What was the starting point of your collection?
My final collection drew on a personal experience: four years ago, I touched a whale’s skin for the first time. I was surprised by its lustre, caught between its beauty and the moral dilemma of such a product. I posed a set of conceptual questions to commence the project:
How greatly are we living amongst the sacrifices of countless beings?
How informed are we about what’s behind products we deem beautiful?
How, as individuals, do we feel about this?
How did you begin your making process?
Usually in the initial stage of my process, before I start designing, I first create sculptures or small pieces that relate to my concept. Working in this way can help me to break the limits around any idea I have far more easily than if I were to design in the ‘usual’ way. Creating a sculpture can be an individual work in itself, so there’s far more chance to develop ideas.
To me, shoes are more like sculptures, not just ‘fashion’ items. As a form, shoes satisfy both my interest in fashion and art, and I understand my work to fit into both categories. When you design something, it starts as one thing, but as it develops, it hangs between art and design with no clear borderline.
How was your experience of studying at the RCA?
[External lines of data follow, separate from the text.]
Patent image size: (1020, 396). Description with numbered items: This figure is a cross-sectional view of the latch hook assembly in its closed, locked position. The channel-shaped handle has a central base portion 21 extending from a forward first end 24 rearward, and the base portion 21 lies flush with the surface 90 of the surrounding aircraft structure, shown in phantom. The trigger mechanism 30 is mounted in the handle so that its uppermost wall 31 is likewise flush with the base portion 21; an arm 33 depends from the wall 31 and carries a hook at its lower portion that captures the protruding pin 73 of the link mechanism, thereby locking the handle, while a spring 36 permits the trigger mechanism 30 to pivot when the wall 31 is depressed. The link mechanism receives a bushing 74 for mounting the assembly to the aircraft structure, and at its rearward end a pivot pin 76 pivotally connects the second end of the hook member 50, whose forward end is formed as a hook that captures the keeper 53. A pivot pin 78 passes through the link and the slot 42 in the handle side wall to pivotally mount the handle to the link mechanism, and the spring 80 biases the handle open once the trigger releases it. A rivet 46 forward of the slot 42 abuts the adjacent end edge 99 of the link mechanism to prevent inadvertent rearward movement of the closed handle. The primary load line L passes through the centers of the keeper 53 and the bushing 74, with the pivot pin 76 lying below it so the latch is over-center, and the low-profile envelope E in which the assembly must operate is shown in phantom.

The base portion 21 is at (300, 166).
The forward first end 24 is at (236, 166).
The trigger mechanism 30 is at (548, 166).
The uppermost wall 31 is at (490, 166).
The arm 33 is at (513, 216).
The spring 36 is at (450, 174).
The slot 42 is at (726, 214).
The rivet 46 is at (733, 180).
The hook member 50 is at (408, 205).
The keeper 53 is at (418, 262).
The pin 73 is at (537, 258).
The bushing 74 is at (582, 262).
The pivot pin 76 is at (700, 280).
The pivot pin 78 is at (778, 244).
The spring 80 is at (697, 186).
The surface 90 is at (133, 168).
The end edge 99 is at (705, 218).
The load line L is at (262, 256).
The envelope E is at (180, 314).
Both the curriculum and vision at the RCA are very different compared to my BA in Korea. The tutors and technicians always encouraged me to think and act freely in my work. There were no limits and I could pursue virtually any idea that came to mind.
Because of my concept, I couldn’t use any animal products. Therefore I had to find new materials for the body, the sole, and even the smaller parts that make up the inside of the shoe. During my process, I had to use a CNC machine to create my material, ‘micro-rubber’, in a usable form. I had a lot of difficulty with handling this material, because it was something new, and I had never tried these processes before.